Like so many of the other veterans and residents living in CalVet’s eight Veterans Homes of California, the folks at the Barstow Home found the pandemic and its safety protocols to be, well, restricting.
It meant spending lots of time in their rooms, unable to visit with family and friends because the Homes were in lockdown in an effort to stop the spread of COVID-19. The socialization—the laughter, the stories, the face-to-face daily banter—has been limited for more than a year.
Lawrence Pangilinan, the Home’s administrator, knew they needed to be back together, closer again in spirit, if not face to face.
The answer? The return of the Barstow Home’s long-defunct newsletter, named for the “Eagle Falls” fountain in front of the Home. It became an in-house source of information soon after the Home opened in 1996, but ceased publication in 2001. A few attempts to resurrect it fizzled. Now, spurred by the need to reconnect, the monthly paper has returned as the “Eagle Falls Gazette.”
Pangilinan said the newsletter has become very important to the residents: offering them a way to participate, keeping up their morale, regaling others with their stories, and providing better communication within the Home.
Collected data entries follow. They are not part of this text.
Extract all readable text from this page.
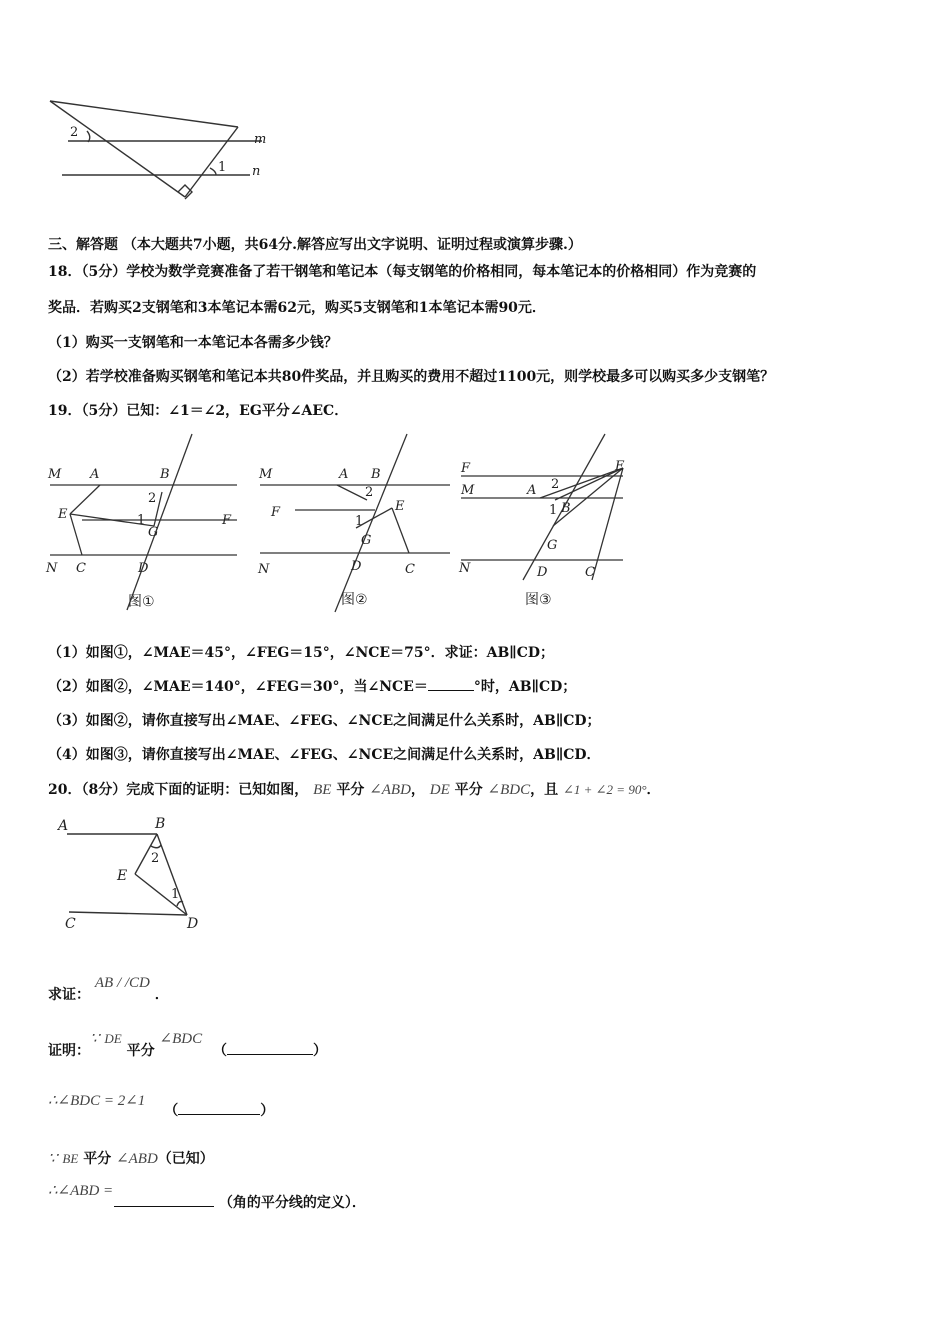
2	m
1 n
三、解答题 （本大题共7小题，共64分.解答应写出文字说明、证明过程或演算步骤.）
18．（5分）学校为数学竞赛准备了若干钢笔和笔记本（每支钢笔的价格相同，每本笔记本的价格相同）作为竞赛的
奖品．若购买2支钢笔和3本笔记本需62元，购买5支钢笔和1本笔记本需90元．
（1）购买一支钢笔和一本笔记本各需多少钱？
（2）若学校准备购买钢笔和笔记本共80件奖品，并且购买的费用不超过1100元，则学校最多可以购买多少支钢笔？
19．（5分）已知：∠1＝∠2，EG平分∠AEC．
M A	B
2
E	1
G
F
N C	D
图①
M	A B
2
E
F
1
G
N	D	C
图②
F	E
M	A 2
1 B
G
N	D	C
图③
（1）如图①，∠MAE＝45°，∠FEG＝15°，∠NCE＝75°．求证：AB∥CD；
（2）如图②，∠MAE＝140°，∠FEG＝30°，当∠NCE＝	°时，AB∥CD；
（3）如图②，请你直接写出∠MAE、∠FEG、∠NCE之间满足什么关系时，AB∥CD；
（4）如图③，请你直接写出∠MAE、∠FEG、∠NCE之间满足什么关系时，AB∥CD．
20．（8分）完成下面的证明：已知如图， BE 平分 ∠ABD， DE 平分 ∠BDC，且 ∠1 + ∠2 = 90°．
A	B
2
E
1
C	D
求证： AB / /CD ．
证明：∵ DE 平分 ∠BDC （	）
∴∠BDC = 2∠1 （	）
∵ BE 平分 ∠ABD（已知）
∴∠ABD =  （角的平分线的定义）．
“Some of the most memorable people that I have met in my life, I have met right here in the Barstow Home,” Pangilinan said. “Everyone has a story to tell, a lesson to share, or a joke to tell. Our residents do that right here, every month with our Eagle Falls Gazette.”
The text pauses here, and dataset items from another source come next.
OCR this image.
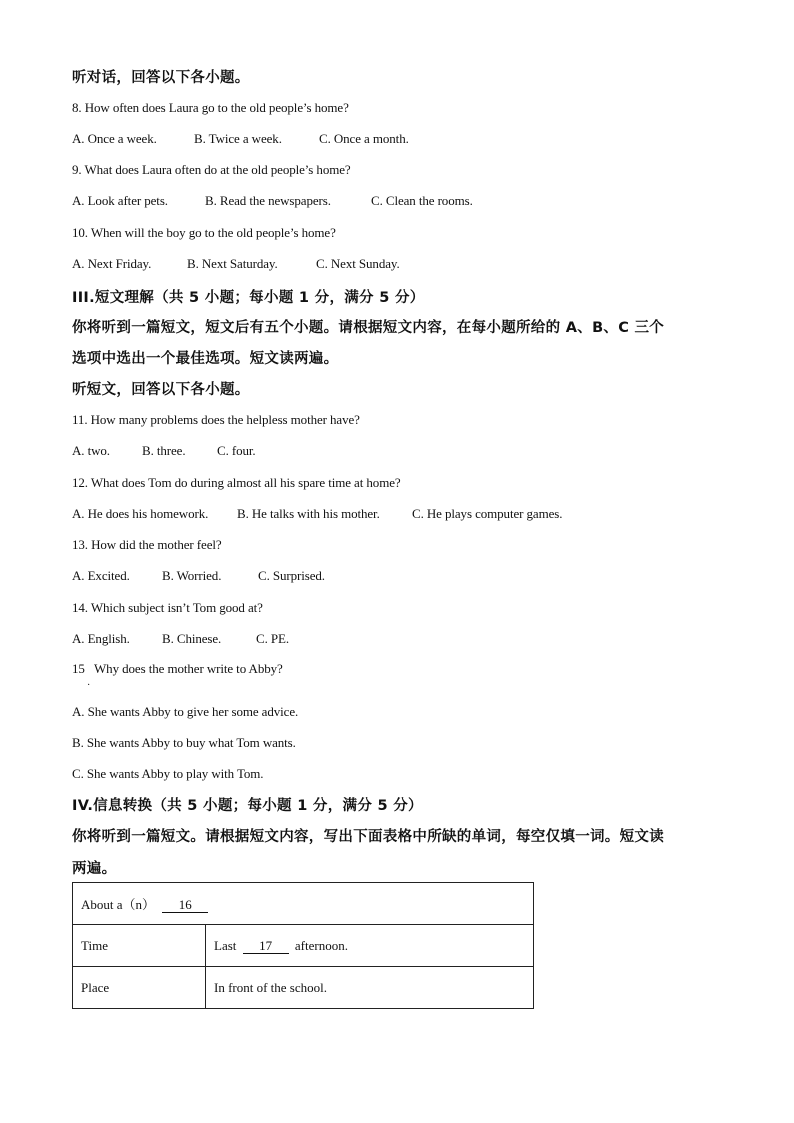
听对话，回答以下各小题。
8. How often does Laura go to the old people’s home?
A. Once a week.	B. Twice a week.	C. Once a month.
9. What does Laura often do at the old people’s home?
A. Look after pets.	B. Read the newspapers.	C. Clean the rooms.
10. When will the boy go to the old people’s home?
A. Next Friday.	B. Next Saturday.	C. Next Sunday.
III.短文理解（共 5 小题；每小题 1 分，满分 5 分）
你将听到一篇短文，短文后有五个小题。请根据短文内容，在每小题所给的 A、B、C 三个
选项中选出一个最佳选项。短文读两遍。
听短文，回答以下各小题。
11. How many problems does the helpless mother have?
A. two. B. three. C. four.
12. What does Tom do during almost all his spare time at home?
A. He does his homework. B. He talks with his mother. C. He plays computer games.
13. How did the mother feel?
A. Excited. B. Worried.	C. Surprised.
14. Which subject isn’t Tom good at?
A. English. B. Chinese.	C. PE.
15   Why does the mother write to Abby?
·
A. She wants Abby to give her some advice.
B. She wants Abby to buy what Tom wants.
C. She wants Abby to play with Tom.
IV.信息转换（共 5 小题；每小题 1 分，满分 5 分）
你将听到一篇短文。请根据短文内容，写出下面表格中所缺的单词，每空仅填一词。短文读
两遍。
About a（n） 16	
Time	Last 17 afternoon.
Place	In front of the school.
The writers are veterans, residents, and staff. Many are members of the Eagle Falls Writers Group. Pangilinan pens an Administrator’s Message. Other pieces might be from the Home’s chaplain or to introduce new staff members. The residents submit personal stories, recipes, and accounts of events. Some submit original poems while others submit the works of others.
“I am always amazed at the poetry our residents write,” said Phil, a veteran and member of the newsletter’s staff.
In the January edition, resident Patsy D. told about her aunt’s labor-intensive green tomato relish recipe and how as children she and her cousin JoJo escaped having to help make it. She wrote it in a homespun style that should be, well, relished.
“During one of the times when I was grinding (ingredients), he (JoJo) slipped out to the garden and gathered a bunch of bugs and spiders in one of the glass jars. Then when she wasn’t looking, he’d put them, one by one, on the kitchen screen door. They didn’t all hang on but enough did so that she could see them,” Pasty wrote. “My job was to scream, point to the bugs on the door, and get out of her way. Because wherever she was in that kitchen, the minute she saw those bugs, she became a hurricane getting out of that kitchen.”
Other writers submit fiction, history, and humor pieces. The key is that it connects residents who might have found themselves disconnected throughout the pandemic. Now, each month generates anticipation at the Home and what the next Eagle Falls Gazette will bring.
“It’s great how the residents inquire about it and look forward to the new edition each month,” said Tracy, a member of the Gazette staff.
“We love everything about it,” said residents Charlie and Jill.
Indeed, the rejuvenated Eagle Falls Gazette won’t prevent or cure COVID-19. But within the Barstow Veterans Home, you might say it’s gone viral.